Granted, solidarity in team sports depends on the circumstances.  Once players step back into a world in which us-versus-them politics, economic polarization, and legal protection of privilege makes the rules and sets the stage, football loyalties weaken or dissolve altogether.  But is the shared struggle before a common destiny really only possible in the trenches?  Do we need a common enemy to pull together?  Or does the competition that unites us against our opponents also blind us to the common struggle of humanity?
A classic study, “The Robbers Cave Experiment,” by Muzafer Sherif and colleagues involved boys at a camp separated into two groups, the Eagles and the Rattlers.  Adult leaders primed them with competitive sports and challenges between the groups, and mutual stereotyping and hostility rose.  Then they created problems for the boys.
Episodes involving a “vandalized” water line, a broken down truck they needed for food and supply runs in town, and a need to pool funds for a movie.  These problems required Eagles and Rattlers to pull together.  The tenor of the common gatherings changed.  Soon the distinction between Eagle and Rattler dissolved.  Shalom.[1]
Peace emerges when we know we are all in this together, when we realize that my gain will diminish unless everybody gains, that only win-win solutions last.  Peacemakers don’t need a crisis to realize that we share a common destiny.  But the more power one holds, the more difficulty keeping a grip on that insight.

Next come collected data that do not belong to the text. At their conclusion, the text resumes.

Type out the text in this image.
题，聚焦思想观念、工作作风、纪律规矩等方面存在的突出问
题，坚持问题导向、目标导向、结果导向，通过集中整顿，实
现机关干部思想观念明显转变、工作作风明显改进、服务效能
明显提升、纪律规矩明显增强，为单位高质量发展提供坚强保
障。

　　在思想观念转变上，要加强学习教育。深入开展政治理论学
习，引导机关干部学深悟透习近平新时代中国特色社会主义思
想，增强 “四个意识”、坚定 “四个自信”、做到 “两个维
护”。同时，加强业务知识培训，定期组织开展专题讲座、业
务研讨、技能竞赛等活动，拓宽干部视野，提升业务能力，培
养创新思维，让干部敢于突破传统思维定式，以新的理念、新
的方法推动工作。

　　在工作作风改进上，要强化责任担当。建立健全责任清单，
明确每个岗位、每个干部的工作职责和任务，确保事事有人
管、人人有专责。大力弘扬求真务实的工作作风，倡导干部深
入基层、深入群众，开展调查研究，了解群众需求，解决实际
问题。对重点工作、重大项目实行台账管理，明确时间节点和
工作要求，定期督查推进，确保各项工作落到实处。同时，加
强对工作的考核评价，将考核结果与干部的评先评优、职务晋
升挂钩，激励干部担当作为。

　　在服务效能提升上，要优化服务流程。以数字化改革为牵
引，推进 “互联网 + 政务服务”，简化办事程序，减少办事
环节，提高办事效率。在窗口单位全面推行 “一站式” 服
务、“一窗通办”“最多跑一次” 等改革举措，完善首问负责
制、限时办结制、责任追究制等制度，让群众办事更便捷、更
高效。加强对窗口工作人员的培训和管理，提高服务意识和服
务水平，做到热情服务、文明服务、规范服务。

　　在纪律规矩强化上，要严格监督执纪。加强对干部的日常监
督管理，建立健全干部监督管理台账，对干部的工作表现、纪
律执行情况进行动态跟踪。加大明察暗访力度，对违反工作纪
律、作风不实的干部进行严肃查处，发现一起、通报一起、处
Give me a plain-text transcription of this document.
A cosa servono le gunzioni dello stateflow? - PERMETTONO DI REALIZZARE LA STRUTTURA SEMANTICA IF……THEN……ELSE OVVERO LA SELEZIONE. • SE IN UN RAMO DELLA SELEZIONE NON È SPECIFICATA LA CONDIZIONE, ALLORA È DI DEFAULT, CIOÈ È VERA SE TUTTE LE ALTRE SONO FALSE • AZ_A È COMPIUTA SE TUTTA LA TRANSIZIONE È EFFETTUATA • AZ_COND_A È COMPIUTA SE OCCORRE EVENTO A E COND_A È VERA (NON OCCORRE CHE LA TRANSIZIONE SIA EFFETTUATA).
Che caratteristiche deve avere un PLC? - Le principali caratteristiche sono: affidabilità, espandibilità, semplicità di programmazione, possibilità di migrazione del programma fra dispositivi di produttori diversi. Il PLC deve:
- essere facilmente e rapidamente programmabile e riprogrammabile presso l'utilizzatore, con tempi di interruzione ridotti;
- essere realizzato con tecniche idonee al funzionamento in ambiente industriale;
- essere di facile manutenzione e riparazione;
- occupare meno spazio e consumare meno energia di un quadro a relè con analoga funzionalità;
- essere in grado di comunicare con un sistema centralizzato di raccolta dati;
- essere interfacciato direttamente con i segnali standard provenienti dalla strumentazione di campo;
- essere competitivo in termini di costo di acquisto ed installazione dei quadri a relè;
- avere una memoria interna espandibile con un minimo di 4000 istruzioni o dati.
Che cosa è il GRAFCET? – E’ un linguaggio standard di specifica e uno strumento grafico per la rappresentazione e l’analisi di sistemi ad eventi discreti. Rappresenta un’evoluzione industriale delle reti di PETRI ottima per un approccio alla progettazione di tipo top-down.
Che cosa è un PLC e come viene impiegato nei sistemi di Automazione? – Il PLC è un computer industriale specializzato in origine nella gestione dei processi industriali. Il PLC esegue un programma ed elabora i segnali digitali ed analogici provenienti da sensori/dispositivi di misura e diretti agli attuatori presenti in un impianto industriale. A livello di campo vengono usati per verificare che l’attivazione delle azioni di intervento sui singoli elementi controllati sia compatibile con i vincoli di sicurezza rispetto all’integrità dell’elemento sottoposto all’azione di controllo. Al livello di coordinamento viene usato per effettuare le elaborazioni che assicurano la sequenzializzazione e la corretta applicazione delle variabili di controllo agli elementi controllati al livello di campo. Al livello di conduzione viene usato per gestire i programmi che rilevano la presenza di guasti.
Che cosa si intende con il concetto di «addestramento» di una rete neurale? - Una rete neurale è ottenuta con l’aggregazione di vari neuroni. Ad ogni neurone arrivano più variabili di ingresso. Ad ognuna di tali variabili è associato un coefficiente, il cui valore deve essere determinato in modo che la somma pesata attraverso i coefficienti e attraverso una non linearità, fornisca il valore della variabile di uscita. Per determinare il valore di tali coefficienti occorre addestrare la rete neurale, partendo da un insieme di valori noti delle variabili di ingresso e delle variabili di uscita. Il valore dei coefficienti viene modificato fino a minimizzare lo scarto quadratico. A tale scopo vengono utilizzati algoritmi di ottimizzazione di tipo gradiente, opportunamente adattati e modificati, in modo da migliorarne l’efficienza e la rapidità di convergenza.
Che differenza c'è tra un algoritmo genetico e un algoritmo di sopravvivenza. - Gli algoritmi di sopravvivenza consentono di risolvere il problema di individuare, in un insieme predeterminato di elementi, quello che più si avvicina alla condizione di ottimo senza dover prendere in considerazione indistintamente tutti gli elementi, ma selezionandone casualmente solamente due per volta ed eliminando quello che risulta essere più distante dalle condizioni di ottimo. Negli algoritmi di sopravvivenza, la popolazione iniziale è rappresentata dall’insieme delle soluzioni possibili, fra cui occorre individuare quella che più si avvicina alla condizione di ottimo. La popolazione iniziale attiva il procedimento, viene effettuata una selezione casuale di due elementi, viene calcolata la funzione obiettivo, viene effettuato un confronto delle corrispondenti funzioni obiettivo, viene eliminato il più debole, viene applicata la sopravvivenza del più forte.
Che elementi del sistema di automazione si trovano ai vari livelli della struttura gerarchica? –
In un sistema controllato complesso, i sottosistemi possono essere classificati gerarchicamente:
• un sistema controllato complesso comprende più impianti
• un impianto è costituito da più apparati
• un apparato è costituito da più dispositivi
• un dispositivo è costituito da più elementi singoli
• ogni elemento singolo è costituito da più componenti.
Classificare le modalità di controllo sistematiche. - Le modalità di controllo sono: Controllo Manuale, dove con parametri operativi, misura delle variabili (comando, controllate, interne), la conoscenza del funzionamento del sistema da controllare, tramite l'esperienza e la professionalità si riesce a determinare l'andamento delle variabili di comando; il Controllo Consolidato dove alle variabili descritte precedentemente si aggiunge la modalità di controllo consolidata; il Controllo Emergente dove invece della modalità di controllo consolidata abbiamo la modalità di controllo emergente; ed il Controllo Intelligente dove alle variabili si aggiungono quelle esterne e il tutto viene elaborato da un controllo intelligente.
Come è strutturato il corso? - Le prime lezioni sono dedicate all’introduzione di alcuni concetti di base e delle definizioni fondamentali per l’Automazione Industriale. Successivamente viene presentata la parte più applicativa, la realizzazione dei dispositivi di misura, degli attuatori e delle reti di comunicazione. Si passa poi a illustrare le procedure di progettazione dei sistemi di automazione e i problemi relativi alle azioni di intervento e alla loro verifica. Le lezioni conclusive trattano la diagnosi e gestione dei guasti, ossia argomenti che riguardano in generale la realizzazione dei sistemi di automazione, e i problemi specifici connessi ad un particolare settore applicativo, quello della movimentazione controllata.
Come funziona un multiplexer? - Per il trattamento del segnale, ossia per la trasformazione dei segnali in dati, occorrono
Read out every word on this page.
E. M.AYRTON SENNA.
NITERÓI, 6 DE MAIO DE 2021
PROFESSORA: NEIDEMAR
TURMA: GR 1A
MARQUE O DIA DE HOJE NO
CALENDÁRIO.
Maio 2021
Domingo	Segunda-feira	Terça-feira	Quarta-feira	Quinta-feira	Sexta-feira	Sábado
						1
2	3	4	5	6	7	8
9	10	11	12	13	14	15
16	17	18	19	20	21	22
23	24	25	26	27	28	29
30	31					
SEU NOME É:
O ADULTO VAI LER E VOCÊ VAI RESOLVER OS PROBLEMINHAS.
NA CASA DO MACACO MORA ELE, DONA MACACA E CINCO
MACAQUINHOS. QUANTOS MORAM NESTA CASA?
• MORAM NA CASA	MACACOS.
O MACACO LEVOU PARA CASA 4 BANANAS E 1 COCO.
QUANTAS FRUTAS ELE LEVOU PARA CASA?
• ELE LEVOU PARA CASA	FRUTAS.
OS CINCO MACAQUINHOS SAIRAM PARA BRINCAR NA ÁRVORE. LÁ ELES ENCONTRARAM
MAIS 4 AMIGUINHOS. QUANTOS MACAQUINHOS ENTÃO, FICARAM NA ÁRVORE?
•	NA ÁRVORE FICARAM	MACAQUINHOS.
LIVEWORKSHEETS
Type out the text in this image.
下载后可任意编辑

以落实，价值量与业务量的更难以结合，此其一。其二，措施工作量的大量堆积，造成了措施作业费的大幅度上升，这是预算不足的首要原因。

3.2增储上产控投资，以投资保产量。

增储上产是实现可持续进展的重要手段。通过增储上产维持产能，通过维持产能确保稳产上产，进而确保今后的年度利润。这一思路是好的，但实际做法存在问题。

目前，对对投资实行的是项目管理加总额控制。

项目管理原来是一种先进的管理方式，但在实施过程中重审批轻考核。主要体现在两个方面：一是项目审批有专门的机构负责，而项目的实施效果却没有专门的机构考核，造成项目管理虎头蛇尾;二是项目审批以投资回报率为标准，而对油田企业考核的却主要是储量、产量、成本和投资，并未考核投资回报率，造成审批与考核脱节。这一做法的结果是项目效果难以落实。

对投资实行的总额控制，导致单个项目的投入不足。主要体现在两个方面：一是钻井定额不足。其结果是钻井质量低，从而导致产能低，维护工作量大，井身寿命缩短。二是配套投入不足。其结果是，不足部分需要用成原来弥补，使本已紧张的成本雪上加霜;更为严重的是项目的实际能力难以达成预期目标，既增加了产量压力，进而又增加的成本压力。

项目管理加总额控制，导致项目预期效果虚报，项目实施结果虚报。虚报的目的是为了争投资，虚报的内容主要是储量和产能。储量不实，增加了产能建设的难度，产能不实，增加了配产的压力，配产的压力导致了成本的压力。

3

Without a common enemy, can we bypass us-versus-them thinking and prevent crises by remembering that we rise and fall together, that peace and wholeness for the “haves” is unsustainable without peace and wholeness for the “have-nots?” For people of faith, is there really any other way to worship a loving God, to follow a Christ who will ask whether we met him among the disinherited and marginalized?[2]
[1] Sherif, M., Harvey, O. J., White, B. J., Hood, W. R., & Sherif, C. W. (1961). Intergroup conflict and cooperation: The Robbers Cave experiment (Vol. 10). Norman, OK: University Book Exchange.